Both films are heat-sealed on four sides and labels are stuck inside the packaging.
The active ingredient responsible for the oxygen absorber function is iron which reacts with oxygen, removing it from the primary packaging. The other chemicals provide adequate media to facilitate the reaction.
Labels containing the oxygen absorber system can be used for foods such as processed-meat products, precooked dishes, delicatessen, cheese, bakery, cakes and pastry products. These foods are generally stored at +4 °C and shelf-lives vary from days to months.
The panel concluded that under the intended conditions of use where there is no contact with liquid food or foods that have an external aqueous phase on the surface, the constituents of the mixture will not migrate because they are not volatile.

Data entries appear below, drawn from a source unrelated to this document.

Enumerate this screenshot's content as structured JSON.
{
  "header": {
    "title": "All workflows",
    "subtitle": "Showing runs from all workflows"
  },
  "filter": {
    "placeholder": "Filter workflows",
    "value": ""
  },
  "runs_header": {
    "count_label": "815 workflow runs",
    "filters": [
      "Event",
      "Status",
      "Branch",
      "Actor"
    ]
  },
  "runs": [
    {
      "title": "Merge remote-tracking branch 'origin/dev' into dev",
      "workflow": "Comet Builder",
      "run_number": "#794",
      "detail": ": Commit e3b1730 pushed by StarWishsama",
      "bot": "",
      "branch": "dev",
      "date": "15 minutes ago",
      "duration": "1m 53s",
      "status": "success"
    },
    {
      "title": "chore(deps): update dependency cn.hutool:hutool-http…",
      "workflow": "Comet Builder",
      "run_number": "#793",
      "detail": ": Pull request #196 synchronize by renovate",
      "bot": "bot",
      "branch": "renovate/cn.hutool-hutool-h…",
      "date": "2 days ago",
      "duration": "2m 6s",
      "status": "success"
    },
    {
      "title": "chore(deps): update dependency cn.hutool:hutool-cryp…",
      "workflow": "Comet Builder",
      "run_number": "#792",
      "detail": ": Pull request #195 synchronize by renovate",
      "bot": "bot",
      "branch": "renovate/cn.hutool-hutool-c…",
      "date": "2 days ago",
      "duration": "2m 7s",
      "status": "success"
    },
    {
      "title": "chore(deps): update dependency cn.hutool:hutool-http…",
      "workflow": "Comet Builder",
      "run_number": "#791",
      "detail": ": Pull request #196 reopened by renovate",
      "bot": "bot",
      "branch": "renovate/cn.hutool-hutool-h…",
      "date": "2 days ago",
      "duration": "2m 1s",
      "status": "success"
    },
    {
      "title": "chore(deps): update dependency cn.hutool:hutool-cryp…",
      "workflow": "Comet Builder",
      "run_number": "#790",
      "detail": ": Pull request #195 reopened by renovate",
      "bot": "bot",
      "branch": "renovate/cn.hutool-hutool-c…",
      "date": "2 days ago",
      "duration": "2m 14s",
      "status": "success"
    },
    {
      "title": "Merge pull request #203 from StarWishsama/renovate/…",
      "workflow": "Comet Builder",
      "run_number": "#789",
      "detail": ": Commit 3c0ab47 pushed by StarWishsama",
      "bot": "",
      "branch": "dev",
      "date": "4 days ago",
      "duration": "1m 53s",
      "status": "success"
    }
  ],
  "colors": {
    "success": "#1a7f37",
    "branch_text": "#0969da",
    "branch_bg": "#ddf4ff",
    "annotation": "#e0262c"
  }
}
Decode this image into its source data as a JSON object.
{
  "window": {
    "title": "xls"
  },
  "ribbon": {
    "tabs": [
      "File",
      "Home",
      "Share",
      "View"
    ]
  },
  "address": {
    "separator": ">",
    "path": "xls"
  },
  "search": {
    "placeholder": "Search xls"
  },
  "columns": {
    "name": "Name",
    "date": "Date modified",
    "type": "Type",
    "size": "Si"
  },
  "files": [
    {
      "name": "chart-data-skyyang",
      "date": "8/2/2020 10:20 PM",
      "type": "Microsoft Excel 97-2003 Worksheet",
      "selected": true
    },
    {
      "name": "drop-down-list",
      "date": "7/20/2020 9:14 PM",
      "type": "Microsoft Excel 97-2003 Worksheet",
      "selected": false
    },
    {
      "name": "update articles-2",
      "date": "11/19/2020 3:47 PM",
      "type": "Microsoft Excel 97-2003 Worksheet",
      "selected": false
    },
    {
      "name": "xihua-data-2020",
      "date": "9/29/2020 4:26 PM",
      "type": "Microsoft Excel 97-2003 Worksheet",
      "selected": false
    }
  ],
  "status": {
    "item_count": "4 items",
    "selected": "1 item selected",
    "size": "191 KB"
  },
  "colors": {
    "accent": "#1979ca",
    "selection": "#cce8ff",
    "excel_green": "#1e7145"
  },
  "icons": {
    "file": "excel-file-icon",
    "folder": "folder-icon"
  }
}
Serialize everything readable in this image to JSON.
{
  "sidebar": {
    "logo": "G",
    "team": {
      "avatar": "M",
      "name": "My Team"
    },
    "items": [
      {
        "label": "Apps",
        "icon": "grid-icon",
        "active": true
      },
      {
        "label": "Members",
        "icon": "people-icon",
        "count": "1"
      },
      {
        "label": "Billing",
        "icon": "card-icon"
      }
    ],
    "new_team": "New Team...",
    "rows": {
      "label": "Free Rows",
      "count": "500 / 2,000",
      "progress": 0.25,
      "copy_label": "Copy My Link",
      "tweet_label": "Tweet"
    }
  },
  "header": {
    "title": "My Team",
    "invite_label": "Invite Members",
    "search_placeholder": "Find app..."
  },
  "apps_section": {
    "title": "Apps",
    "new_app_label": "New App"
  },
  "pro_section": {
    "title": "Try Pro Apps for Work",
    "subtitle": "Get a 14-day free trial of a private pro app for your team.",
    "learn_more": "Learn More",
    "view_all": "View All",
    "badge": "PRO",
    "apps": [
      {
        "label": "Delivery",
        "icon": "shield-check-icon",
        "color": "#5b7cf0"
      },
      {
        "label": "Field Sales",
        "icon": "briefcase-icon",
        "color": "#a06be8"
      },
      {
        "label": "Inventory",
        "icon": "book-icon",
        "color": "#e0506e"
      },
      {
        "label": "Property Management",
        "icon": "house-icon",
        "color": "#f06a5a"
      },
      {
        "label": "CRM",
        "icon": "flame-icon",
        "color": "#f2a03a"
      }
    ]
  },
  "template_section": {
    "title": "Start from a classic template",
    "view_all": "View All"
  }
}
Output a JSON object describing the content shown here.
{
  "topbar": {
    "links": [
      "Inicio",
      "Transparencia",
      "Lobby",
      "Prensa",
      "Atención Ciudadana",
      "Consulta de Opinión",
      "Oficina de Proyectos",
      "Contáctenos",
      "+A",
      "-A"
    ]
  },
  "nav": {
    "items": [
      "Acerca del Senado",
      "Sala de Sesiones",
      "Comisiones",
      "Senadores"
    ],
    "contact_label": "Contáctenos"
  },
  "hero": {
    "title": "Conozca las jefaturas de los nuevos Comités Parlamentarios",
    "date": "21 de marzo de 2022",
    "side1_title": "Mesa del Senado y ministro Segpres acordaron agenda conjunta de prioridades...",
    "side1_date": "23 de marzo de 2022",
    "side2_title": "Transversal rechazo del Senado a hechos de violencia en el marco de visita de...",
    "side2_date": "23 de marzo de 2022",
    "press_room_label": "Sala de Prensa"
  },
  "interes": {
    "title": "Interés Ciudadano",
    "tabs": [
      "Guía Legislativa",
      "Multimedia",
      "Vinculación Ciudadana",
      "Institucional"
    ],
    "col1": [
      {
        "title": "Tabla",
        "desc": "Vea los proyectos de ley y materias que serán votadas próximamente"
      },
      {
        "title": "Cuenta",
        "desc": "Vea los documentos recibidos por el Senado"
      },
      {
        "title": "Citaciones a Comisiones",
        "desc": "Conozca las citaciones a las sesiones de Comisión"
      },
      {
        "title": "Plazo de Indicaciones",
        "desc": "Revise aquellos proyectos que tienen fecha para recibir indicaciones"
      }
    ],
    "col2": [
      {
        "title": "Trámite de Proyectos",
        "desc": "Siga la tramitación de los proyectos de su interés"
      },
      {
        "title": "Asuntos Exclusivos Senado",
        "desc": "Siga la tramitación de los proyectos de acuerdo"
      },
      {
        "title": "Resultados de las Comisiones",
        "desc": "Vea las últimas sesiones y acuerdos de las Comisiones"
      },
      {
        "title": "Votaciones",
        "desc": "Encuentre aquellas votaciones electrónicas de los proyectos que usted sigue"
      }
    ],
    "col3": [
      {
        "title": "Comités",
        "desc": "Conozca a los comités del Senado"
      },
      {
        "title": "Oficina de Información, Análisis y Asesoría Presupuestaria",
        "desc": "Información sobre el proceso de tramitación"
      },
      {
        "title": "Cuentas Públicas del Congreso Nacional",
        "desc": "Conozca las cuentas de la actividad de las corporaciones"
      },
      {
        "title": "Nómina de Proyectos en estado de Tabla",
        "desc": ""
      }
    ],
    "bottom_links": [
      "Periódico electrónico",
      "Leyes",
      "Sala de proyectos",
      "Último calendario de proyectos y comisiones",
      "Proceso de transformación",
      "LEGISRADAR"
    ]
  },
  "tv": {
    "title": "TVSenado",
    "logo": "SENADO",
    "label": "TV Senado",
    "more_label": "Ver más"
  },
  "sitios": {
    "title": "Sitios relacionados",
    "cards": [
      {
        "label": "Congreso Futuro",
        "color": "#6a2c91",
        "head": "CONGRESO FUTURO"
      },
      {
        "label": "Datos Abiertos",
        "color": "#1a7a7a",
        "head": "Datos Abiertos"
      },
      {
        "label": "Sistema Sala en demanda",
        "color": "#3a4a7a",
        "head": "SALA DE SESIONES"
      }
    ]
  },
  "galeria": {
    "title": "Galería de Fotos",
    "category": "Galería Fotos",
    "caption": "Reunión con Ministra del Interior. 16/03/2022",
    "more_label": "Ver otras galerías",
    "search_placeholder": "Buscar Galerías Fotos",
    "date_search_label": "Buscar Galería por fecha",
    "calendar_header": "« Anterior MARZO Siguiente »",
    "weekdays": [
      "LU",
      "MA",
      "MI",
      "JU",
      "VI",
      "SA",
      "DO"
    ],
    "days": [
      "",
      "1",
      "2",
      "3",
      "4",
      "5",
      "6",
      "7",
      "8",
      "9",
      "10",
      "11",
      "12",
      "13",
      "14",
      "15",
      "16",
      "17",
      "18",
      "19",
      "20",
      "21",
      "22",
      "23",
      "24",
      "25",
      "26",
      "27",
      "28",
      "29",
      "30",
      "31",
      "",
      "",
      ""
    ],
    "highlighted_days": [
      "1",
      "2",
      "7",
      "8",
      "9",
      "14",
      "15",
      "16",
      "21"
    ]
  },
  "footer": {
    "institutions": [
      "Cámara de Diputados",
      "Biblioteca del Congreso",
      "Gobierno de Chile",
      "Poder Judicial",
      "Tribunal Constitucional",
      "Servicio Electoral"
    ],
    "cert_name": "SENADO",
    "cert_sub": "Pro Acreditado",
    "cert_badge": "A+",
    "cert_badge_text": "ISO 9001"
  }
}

When placed in the headspace of packaging or used in direct contact with foods, the labels should not intentionally or unintentionally come into direct contact with liquid foods or foods that have an external aqueous phase on the surface such as sliced fruits.
Post-consumer PET opinion
In a separate opinion, CEF looked at the safety assessment of the recycling process RPC Cobelplast which is based on Bandera technology.
Input is washed and dried PET flakes originating from collected post-consumer PET containers, mainly bottles, containing no more than 5% of PET from non-food consumer applications.
Through the process, post-consumer washed and dried PET flakes are mixed with typically 50% virgin PET flakes before being extruded under vacuum into sheets.
Considering the high temperatures used during the extrusion, the possibility of contamination by microorganisms can be discounted, said CEF.
The panel concluded that the recycled PET from the process intended to be used up to 100% for the manufacture of recycled thermoformed trays and containers for contact with foodstuffs for long term storage at room temperature is not considered of safety concern.